Dispersion stability, ligand structure and conformation, and SERS activities of 1-alkanethiol (CnH2n+1SH, n = 2–14) functionalized gold and silver nanoparticles (AuNPs and AgNPs) were studied as a function of alkanethiol carbon chain length and nanoparticle (NP) type and size. The dispersion stability of alkanethiol functionalized NPs in water increases with increasing alkanethiol chain length and NP size, and the stabilities of the alkanethiol-containing AuNPs are higher than their AgNP counterparts. C3H7SH and longer alkanethiols are highly ordered on AgNPs but disordered on AuNPs. The SERS intensity of the C–S stretch band for the model alkanethiols on AgNPs and AuNPs decays exponentially (I = I0 exp(−Nc/N0)) with increasing number of carbon atoms (Nc).
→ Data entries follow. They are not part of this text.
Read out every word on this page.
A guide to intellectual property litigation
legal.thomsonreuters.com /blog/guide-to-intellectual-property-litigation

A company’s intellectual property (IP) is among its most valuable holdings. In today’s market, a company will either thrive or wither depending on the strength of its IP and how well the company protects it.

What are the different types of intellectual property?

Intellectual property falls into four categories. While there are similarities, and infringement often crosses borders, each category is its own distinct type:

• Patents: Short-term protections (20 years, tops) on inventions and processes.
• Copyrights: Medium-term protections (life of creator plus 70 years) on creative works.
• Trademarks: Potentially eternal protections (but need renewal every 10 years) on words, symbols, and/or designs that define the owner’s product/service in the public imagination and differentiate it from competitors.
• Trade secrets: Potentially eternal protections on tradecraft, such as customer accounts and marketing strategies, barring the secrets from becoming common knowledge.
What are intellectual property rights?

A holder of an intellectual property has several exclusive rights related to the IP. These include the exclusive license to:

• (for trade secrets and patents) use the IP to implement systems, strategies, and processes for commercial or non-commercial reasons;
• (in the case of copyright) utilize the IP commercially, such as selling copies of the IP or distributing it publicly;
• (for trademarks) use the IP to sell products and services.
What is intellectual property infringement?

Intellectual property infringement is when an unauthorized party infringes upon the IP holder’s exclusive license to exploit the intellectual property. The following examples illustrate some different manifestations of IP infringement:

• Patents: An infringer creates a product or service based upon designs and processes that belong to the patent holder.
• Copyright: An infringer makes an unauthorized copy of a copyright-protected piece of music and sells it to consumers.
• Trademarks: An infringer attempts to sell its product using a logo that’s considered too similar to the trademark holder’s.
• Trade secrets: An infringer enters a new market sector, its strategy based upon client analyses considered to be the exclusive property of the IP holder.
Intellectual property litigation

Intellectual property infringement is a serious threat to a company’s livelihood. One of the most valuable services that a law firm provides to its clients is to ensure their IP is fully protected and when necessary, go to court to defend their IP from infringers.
The empirical decay length N0, in terms of the number of the carbon atoms, is 1.29, 0.53, and 0.10 for AgNPs with diameters of 50, 30, and 10 nm, respectively. This decay length is less than 1 for AuNPs of difference sizes. These results show that changing the NP gap size by a distance equivalent to a single chemical bond can have a significant impact on the NP integrated SERS activities.